# Got Collars? Ima870man, look at these!



## FowlTalker6 (Jul 21, 2006)

Hi Jeff, just thought you might like to see a little of what we got into spring goose hunting. Not a bad start.all but 2 were adults. Tough decoying but still fun. The best is coming!!!!!!!!!!!!

[siteimg]6582[/siteimg]
The first collared Ross on 3/15/07 in SD
[siteimg]6581[/siteimg]

Going to go give it to them again in a few days...........go get 'em guys.....they're here and more coming!!!!!!


----------



## USSapper (Sep 26, 2005)

White collars!! I have never seen them before- What color is the majority of them?


----------



## brobones (Mar 10, 2004)

White collars are not that common you have a trophy there


----------



## Snow Hunter (Nov 16, 2004)

Are the numbers on the collars and bands close together? Very Nice. I shot a white collared ross last year also, pretty cool to see the dog bring it back and then realize it had a collar. :beer:


----------



## nealg54 (Mar 11, 2007)

White Collars??? how are you supposed to pick them outta the flock??? 
I guess that might be the point but that sucks. anybody know when they started doing that?


----------



## fungalsnowgoose (Sep 11, 2004)

If I remember right it was about three years ago, when they started putting white collars on ross's and stopped collaring snows.


----------



## Snow Hunter (Nov 16, 2004)

nealg54 said:


> White Collars??? how are you supposed to pick them outta the flock???
> I guess that might be the point but that sucks. anybody know when they started doing that?

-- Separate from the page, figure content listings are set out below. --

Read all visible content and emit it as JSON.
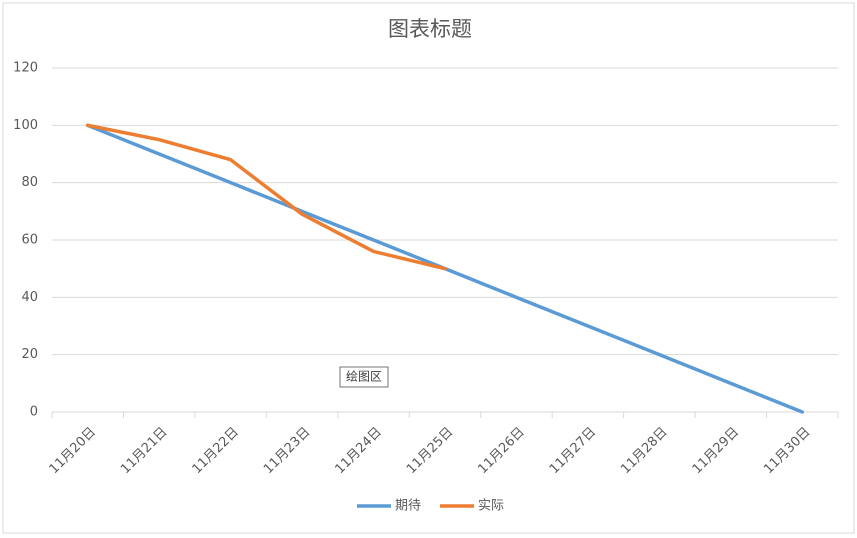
{
  "chart_data": {
    "type": "line",
    "title": "图表标题",
    "categories": [
      "11月20日",
      "11月21日",
      "11月22日",
      "11月23日",
      "11月24日",
      "11月25日",
      "11月26日",
      "11月27日",
      "11月28日",
      "11月29日",
      "11月30日"
    ],
    "series": [
      {
        "name": "期待",
        "color": "#5b9bd5",
        "values": [
          100,
          90,
          80,
          70,
          60,
          50,
          40,
          30,
          20,
          10,
          0
        ]
      },
      {
        "name": "实际",
        "color": "#ed7d31",
        "values": [
          100,
          95,
          88,
          69,
          56,
          50,
          null,
          null,
          null,
          null,
          null
        ]
      }
    ],
    "ylim": [
      0,
      120
    ],
    "yticks": [
      0,
      20,
      40,
      60,
      80,
      100,
      120
    ],
    "grid": true,
    "legend": "bottom",
    "annotation": "绘图区"
  }
}
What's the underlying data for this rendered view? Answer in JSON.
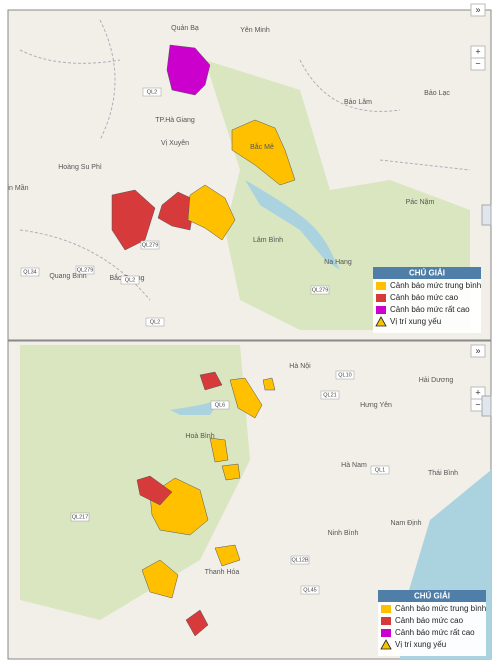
{
  "maps": [
    {
      "places": [
        "Quản Bạ",
        "Yên Minh",
        "TP.Hà Giang",
        "Vị Xuyên",
        "Bắc Mê",
        "Bảo Lâm",
        "Bảo Lạc",
        "Hoàng Su Phì",
        "in Mần",
        "Pác Nặm",
        "Lâm Bình",
        "Na Hang",
        "Quang Bình",
        "Bắc Quang"
      ],
      "roads": [
        "QL2",
        "QL279",
        "QL34",
        "QL279",
        "QL2",
        "QL279",
        "QL2"
      ],
      "controls": [
        "»",
        "+",
        "−"
      ],
      "legend": {
        "title": "CHÚ GIẢI",
        "items": [
          {
            "label": "Cảnh báo mức trung bình",
            "color": "#ffc000"
          },
          {
            "label": "Cảnh báo mức cao",
            "color": "#d63a3a"
          },
          {
            "label": "Cảnh báo mức rất cao",
            "color": "#cc00cc"
          },
          {
            "label": "Vị trí xung yếu"
          }
        ]
      }
    },
    {
      "places": [
        "Hà Nội",
        "Hải Dương",
        "Hưng Yên",
        "Hoà Bình",
        "Hà Nam",
        "Thái Bình",
        "Nam Định",
        "Ninh Bình",
        "Thanh Hóa"
      ],
      "roads": [
        "QL6",
        "QL21",
        "QL1",
        "QL10",
        "QL45",
        "QL217",
        "QL12B"
      ],
      "controls": [
        "»",
        "+",
        "−"
      ],
      "legend": {
        "title": "CHÚ GIẢI",
        "items": [
          {
            "label": "Cảnh báo mức trung bình",
            "color": "#ffc000"
          },
          {
            "label": "Cảnh báo mức cao",
            "color": "#d63a3a"
          },
          {
            "label": "Cảnh báo mức rất cao",
            "color": "#cc00cc"
          },
          {
            "label": "Vị trí xung yếu"
          }
        ]
      }
    }
  ]
}
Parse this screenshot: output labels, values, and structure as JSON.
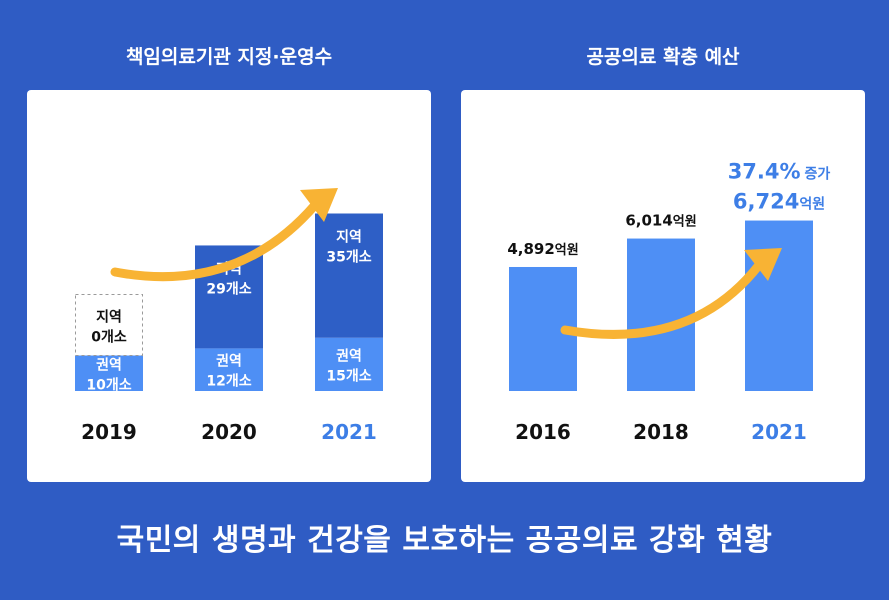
{
  "colors": {
    "background": "#2f5cc4",
    "card": "#ffffff",
    "bar_dark": "#2e5fc6",
    "bar_light": "#4e8ff5",
    "arrow": "#f8b334",
    "highlight_text": "#3d7ee6",
    "text_dark": "#111111",
    "text_white": "#ffffff"
  },
  "footer": {
    "title": "국민의 생명과 건강을 보호하는 공공의료 강화 현황"
  },
  "chart_data": [
    {
      "type": "bar",
      "stacked": true,
      "title": "책임의료기관 지정·운영수",
      "categories": [
        "2019",
        "2020",
        "2021"
      ],
      "highlight_category": "2021",
      "series": [
        {
          "name": "권역",
          "values": [
            10,
            12,
            15
          ],
          "labels": [
            [
              "권역",
              "10개소"
            ],
            [
              "권역",
              "12개소"
            ],
            [
              "권역",
              "15개소"
            ]
          ]
        },
        {
          "name": "지역",
          "values": [
            0,
            29,
            35
          ],
          "labels": [
            [
              "지역",
              "0개소"
            ],
            [
              "지역",
              "29개소"
            ],
            [
              "지역",
              "35개소"
            ]
          ]
        }
      ],
      "trend_arrow": true
    },
    {
      "type": "bar",
      "title": "공공의료 확충 예산",
      "categories": [
        "2016",
        "2018",
        "2021"
      ],
      "highlight_category": "2021",
      "values": [
        4892,
        6014,
        6724
      ],
      "unit": "억원",
      "value_numbers": [
        "4,892",
        "6,014",
        "6,724"
      ],
      "annotation": {
        "value": "37.4%",
        "label": "증가"
      },
      "trend_arrow": true
    }
  ]
}
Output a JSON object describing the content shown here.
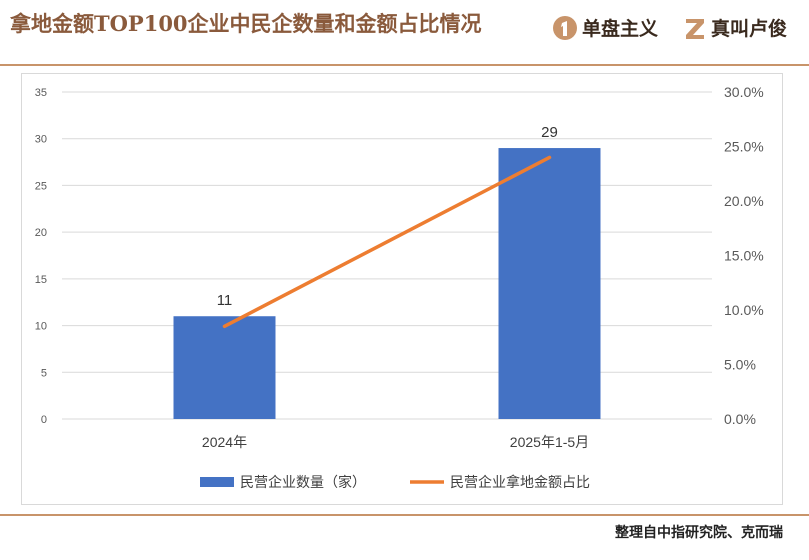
{
  "header": {
    "title": "拿地金额TOP100企业中民企数量和金额占比情况",
    "brand1": "单盘主义",
    "brand2": "真叫卢俊"
  },
  "footer": {
    "source": "整理自中指研究院、克而瑞"
  },
  "colors": {
    "bar": "#4472c4",
    "line": "#ed7d31",
    "accent": "#c8946a"
  },
  "chart_data": {
    "type": "bar+line",
    "categories": [
      "2024年",
      "2025年1-5月"
    ],
    "series": [
      {
        "name": "民营企业数量（家）",
        "type": "bar",
        "axis": "left",
        "values": [
          11,
          29
        ],
        "labels": [
          "11",
          "29"
        ]
      },
      {
        "name": "民营企业拿地金额占比",
        "type": "line",
        "axis": "right",
        "values": [
          8.5,
          24
        ]
      }
    ],
    "left_axis": {
      "min": 0,
      "max": 35,
      "ticks": [
        "0",
        "5",
        "10",
        "15",
        "20",
        "25",
        "30",
        "35"
      ]
    },
    "right_axis": {
      "min": 0,
      "max": 30,
      "ticks": [
        "0.0%",
        "5.0%",
        "10.0%",
        "15.0%",
        "20.0%",
        "25.0%",
        "30.0%"
      ]
    },
    "legend": [
      "民营企业数量（家）",
      "民营企业拿地金额占比"
    ],
    "legend_position": "bottom",
    "grid": true
  }
}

I believe it is three years ago when they started putting white collars on Ross. From what I understand it is a study to see hunter predation on collared birds. I heard they collared an equal number of Ross with white collars and colored collars. This way they could see if there was any difference in harvest rate between the two. It would be interesting to see the results of that study.


----------



## cranebuster (Nov 2, 2004)

Why put a collar on if you can't see it? Wouldn't a leg band be sufficient? Not complaining, just curious. Also, I think it was a Delta project to do it. We got one last spring, but some Sconsey's we hunted with took it :******:


----------



## USSapper (Sep 26, 2005)

cranebuster said:


> Why put a collar on if you can't see it? Wouldn't a leg band be sufficient? Not complaining, just curious. Also, I think it was a Delta project to do it. We got one last spring, but some Sconsey's we hunted with took it :ticked:


They are trying to compare numbers if more colored neck collars get taken compared to white collars. -trying to see if hunters pick out ones with a colored collar


----------



## Ridge Nelson (Jan 19, 2006)

USSapper said:


> cranebuster said:
> 
> 
> > Why put a collar on if you can't see it? Wouldn't a leg band be sufficient? Not complaining, just curious. Also, I think it was a Delta project to do it. We got one last spring, but some Sconsey's we hunted with took it :ticked:
> ...


Who wouldnt pick out a collared bird?


----------



## USSapper (Sep 26, 2005)

> Who wouldnt pick out a collared bird?


Trying to see if hunters CAN pick out the collars-


----------



## Triple B (Mar 9, 2004)

ever seen Zink's "runnin traffic"??? some people can pick out collars.


----------



## FowlTalker6 (Jul 21, 2006)

a bit of info on the collars.
birds were shot on different days and more than a few miles apart.
very unlikely they were part of the same flock.
they were banded in different years but in the same territory of Canada---which is a huge area---look at Nunavut on a map. there must be more than one colony of birds nesting there.......that is the preliminary info on the bands.

Jeff......give us a call when you get back tonight.......we're heading out again in the morning.......


----------



## Ima870man (Oct 29, 2003)

Hey you two, leave a few for me. :lol: Just got back about forty minutes ago (10:17 now). Tuscon was nice, but I could not sit still wondering how you did. I see, now, it was a very good time. I will see ya both on Saturday -- maybe with Willie. I will get my things tended to tomorrow so I can have a chance at one of those neckered buggers. :beer:

I will call you guys several times tomorrow to see where you are at and how you are doing. :wink:

Ima870man 8)

*White Sky Carp: The choice of Champion Tundra Savers!*


----------